— Тебя гнетет отчужденность, — сказал Степанов. — На твоем месте я пошел бы в райком, сказал бы, что работаю честно, просил бы пересмотреть решение насчет билета…

Как только Степанов заговорил о райкоме и билете, Нина сразу ушла в себя.

— Пойдем, Миша… Мне завтра на работу рано вставать. Пойдем.

10

— Вздыбленная войною земля… Разве это должно быть здесь после восьми веков беспрерывного труда многих поколений, обживавших суглинистую, не роскошную для хлебопашества дебрянскую землю? Бывают минуты, когда я прихожу в отчаяние: и десятой доли не делаешь того, что нужно сделать. С тобой, Иван, этого не случается?

Степанов и Турин возвращались вечером через пригородную деревню из одного села, где проводили первое собрание комсомольской организации.

Турин, шагавший молча, повернул голову, посмотрел на товарища:

— Чувствами живешь, Миша. Так нельзя.

— Почему нельзя?

— Израсходуешься за месяц.

— Может быть. Только иначе не могу.

У колодца сошлось несколько молодых женщин с ведрами на коромыслах. Турин свернул с дороги.

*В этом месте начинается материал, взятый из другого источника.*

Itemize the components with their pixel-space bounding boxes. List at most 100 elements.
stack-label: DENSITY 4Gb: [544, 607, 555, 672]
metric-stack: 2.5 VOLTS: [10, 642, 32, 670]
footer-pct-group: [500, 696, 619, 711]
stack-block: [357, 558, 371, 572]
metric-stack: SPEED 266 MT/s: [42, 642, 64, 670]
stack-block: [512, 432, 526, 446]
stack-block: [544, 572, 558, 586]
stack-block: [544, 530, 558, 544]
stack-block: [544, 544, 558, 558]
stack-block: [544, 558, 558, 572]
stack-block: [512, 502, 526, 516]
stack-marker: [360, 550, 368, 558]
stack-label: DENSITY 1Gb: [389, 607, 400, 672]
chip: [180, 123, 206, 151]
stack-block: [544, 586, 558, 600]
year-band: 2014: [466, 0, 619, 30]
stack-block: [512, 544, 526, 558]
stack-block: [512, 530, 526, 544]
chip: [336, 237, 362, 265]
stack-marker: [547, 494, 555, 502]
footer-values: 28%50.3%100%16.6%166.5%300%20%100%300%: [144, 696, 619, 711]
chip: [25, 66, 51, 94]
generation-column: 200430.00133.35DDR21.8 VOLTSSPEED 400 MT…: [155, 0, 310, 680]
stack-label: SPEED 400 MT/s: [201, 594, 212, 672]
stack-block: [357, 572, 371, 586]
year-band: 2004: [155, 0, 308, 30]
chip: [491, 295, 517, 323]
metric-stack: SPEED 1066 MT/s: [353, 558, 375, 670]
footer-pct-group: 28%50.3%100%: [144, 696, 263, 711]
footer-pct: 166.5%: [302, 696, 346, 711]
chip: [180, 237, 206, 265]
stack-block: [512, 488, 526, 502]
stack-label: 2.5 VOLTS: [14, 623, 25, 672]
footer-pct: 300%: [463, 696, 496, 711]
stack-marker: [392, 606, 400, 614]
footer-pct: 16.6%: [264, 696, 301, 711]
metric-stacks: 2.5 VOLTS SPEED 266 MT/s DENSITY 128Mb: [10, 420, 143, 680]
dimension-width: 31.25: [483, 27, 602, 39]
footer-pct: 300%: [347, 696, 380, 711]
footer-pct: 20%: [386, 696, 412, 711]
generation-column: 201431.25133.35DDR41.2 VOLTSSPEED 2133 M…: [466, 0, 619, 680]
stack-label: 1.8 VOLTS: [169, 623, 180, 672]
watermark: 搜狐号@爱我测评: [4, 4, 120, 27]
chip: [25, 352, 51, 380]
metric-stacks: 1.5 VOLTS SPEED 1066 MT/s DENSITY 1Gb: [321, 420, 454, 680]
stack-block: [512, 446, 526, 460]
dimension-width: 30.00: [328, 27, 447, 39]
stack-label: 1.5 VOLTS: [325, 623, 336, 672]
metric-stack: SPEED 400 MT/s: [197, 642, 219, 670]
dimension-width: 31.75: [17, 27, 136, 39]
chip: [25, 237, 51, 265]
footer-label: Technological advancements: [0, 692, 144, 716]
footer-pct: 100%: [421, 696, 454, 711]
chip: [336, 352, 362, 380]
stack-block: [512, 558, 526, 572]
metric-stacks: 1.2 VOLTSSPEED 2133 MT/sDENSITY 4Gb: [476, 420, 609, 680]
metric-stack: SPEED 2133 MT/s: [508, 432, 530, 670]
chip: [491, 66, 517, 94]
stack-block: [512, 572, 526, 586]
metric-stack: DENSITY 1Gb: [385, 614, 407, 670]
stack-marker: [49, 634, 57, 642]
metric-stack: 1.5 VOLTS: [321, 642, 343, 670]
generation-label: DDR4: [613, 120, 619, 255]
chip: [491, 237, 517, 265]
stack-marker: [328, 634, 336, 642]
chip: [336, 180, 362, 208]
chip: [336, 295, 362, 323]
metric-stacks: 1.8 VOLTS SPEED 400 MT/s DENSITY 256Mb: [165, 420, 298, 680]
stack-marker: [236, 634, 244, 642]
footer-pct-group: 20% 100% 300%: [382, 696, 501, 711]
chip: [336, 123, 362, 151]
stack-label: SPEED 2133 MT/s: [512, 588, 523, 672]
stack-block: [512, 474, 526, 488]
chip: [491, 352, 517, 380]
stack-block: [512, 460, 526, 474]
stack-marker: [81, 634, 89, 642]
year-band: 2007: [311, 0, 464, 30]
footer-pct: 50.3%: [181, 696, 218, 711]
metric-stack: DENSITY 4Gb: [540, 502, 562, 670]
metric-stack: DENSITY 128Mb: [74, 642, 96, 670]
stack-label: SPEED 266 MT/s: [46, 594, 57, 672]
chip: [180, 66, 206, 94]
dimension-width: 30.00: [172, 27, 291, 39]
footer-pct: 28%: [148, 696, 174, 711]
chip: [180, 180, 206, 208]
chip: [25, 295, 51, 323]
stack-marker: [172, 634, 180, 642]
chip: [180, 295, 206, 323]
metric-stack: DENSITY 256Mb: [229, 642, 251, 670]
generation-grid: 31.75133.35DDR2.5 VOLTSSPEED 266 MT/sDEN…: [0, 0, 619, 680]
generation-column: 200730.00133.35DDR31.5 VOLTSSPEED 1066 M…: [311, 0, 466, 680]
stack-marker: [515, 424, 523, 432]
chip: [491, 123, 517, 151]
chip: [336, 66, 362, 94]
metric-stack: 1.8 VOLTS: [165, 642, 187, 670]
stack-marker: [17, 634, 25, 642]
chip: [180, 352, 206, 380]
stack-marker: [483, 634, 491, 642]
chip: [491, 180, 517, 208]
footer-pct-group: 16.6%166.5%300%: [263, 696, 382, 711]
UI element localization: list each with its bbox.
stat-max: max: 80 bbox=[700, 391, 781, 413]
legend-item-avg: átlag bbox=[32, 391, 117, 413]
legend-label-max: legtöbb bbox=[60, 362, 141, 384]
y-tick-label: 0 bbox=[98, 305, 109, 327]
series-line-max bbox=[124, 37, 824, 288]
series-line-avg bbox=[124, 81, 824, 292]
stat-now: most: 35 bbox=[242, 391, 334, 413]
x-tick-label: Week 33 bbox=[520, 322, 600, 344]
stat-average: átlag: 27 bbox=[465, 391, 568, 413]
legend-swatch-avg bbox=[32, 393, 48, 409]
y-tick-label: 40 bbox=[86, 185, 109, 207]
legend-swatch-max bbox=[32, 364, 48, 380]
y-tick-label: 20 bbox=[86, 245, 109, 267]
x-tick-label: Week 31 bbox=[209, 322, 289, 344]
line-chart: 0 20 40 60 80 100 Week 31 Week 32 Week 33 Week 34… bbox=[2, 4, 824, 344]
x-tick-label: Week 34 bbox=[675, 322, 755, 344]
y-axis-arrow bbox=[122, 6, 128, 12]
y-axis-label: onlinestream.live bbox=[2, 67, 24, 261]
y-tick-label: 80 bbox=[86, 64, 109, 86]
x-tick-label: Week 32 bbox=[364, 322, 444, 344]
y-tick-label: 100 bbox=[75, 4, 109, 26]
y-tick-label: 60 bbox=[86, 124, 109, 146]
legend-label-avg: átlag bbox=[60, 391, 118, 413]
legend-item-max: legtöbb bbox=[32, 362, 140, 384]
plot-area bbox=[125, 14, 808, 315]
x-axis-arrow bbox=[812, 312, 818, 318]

Секретаря райкома комсомола здесь вряд ли знали, но по каким-то одним им ведомым признакам женщины сразу угадали в нем непростого человека — начальника, интересующегося делом.

Разглядев молодые лица, Турин спросил:

— Как живете, девушки?

— Спасибо…

— Вместе собираетесь? Газеты читаете?

— Собираться, конечно, собираемся, но газету видим редко. Председатель себе забирает, говорит: «Приходите вечером». А вечером ее скурят…

— Никто не думает о нас! — сказала девушка в сером платочке.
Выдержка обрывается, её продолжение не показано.